Bonds, especially U.S. Treasury Bonds, comprise a mainstay holding, along with stocks, cash equivalents and real estate, for many investors. But just what are bonds, and how do they differ from stocks? Let’s take a deeper look. 
 
Bonds are essentially IOU’s. The Issuer of the bond promises to give the entire principal investment back to the investor after a specified period of time, ranging from less than a year to up to 30 years. The bond issuer pays the investor periodic dividend income for the privilege of using the investor’s money. Many investors count on this periodic income to fund their expenses. 
 
Different government and corporate entities issue bonds. Because not all issuers are as creditworthy than others, bonds are independently rated regarding their safety. The United States government is a big issuer of bonds.
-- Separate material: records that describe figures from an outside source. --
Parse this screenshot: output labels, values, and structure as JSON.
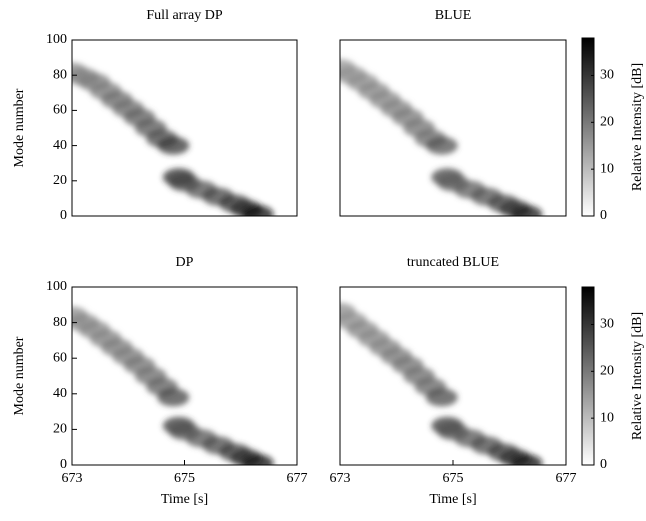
{
  "chart_data": [
    {
      "type": "heatmap",
      "title": "Full array DP",
      "ylabel": "Mode number",
      "xlim": [
        673,
        677
      ],
      "ylim": [
        0,
        100
      ],
      "yticks": [
        0,
        20,
        40,
        60,
        80,
        100
      ],
      "x": [
        673.0,
        673.2,
        673.4,
        673.6,
        673.8,
        674.0,
        674.2,
        674.4,
        674.6,
        674.8,
        674.9,
        675.0,
        675.3,
        675.6,
        675.9,
        676.1,
        676.3
      ],
      "y": [
        82,
        79,
        76,
        71,
        66,
        61,
        56,
        50,
        44,
        40,
        22,
        19,
        15,
        11,
        7,
        4,
        1
      ],
      "values": [
        18,
        19,
        20,
        20,
        22,
        22,
        24,
        25,
        27,
        30,
        32,
        28,
        26,
        28,
        30,
        32,
        36
      ]
    },
    {
      "type": "heatmap",
      "title": "BLUE",
      "xlim": [
        673,
        677
      ],
      "ylim": [
        0,
        100
      ],
      "x": [
        673.0,
        673.2,
        673.4,
        673.6,
        673.8,
        674.0,
        674.2,
        674.4,
        674.6,
        674.8,
        674.9,
        675.0,
        675.3,
        675.6,
        675.9,
        676.1,
        676.3
      ],
      "y": [
        84,
        80,
        76,
        71,
        66,
        61,
        56,
        50,
        44,
        40,
        22,
        19,
        15,
        11,
        7,
        4,
        1
      ],
      "values": [
        16,
        17,
        17,
        18,
        18,
        19,
        20,
        21,
        22,
        26,
        28,
        24,
        24,
        26,
        28,
        30,
        34
      ]
    },
    {
      "type": "heatmap",
      "title": "DP",
      "ylabel": "Mode number",
      "xlabel": "Time [s]",
      "xlim": [
        673,
        677
      ],
      "ylim": [
        0,
        100
      ],
      "xticks": [
        673,
        675,
        677
      ],
      "yticks": [
        0,
        20,
        40,
        60,
        80,
        100
      ],
      "x": [
        673.0,
        673.2,
        673.4,
        673.6,
        673.8,
        674.0,
        674.2,
        674.4,
        674.6,
        674.8,
        674.9,
        675.0,
        675.3,
        675.6,
        675.9,
        676.1,
        676.3
      ],
      "y": [
        84,
        80,
        76,
        71,
        66,
        61,
        56,
        50,
        44,
        38,
        22,
        19,
        15,
        11,
        7,
        4,
        1
      ],
      "values": [
        17,
        18,
        18,
        19,
        20,
        20,
        21,
        22,
        24,
        28,
        30,
        26,
        25,
        27,
        29,
        31,
        35
      ]
    },
    {
      "type": "heatmap",
      "title": "truncated BLUE",
      "xlabel": "Time [s]",
      "xlim": [
        673,
        677
      ],
      "ylim": [
        0,
        100
      ],
      "xticks": [
        673,
        675,
        677
      ],
      "x": [
        673.0,
        673.2,
        673.4,
        673.6,
        673.8,
        674.0,
        674.2,
        674.4,
        674.6,
        674.8,
        674.9,
        675.0,
        675.3,
        675.6,
        675.9,
        676.1,
        676.3
      ],
      "y": [
        86,
        81,
        76,
        71,
        66,
        61,
        56,
        50,
        44,
        38,
        22,
        19,
        15,
        11,
        7,
        4,
        1
      ],
      "values": [
        17,
        17,
        18,
        18,
        19,
        20,
        21,
        22,
        23,
        27,
        30,
        26,
        25,
        27,
        29,
        31,
        35
      ]
    },
    {
      "type": "colorbar",
      "ylabel": "Relative Intensity [dB]",
      "ylim": [
        0,
        38
      ],
      "yticks": [
        0,
        10,
        20,
        30
      ]
    },
    {
      "type": "colorbar",
      "ylabel": "Relative Intensity [dB]",
      "ylim": [
        0,
        38
      ],
      "yticks": [
        0,
        10,
        20,
        30
      ]
    }
  ]
}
Because the risk of government default is so low, U.S. Treasury bonds carry a high safety rating. 
 
There are several ways to invest in Treasuries. The simplest way is to buy individual bonds directly from the federal government, collect semi-annual dividends, and hold the bonds until they mature, at which time you’ll get your full investment back. Many investors buy bond mutual funds, where individuals participate in professionally managed portfolios of bonds. Be aware that if you invest in bond mutual funds, there is no guarantee that you’ll get your exact investment back. You may get more or less in return, depending largely on the trajectory of interest rates while you hold the bond fund.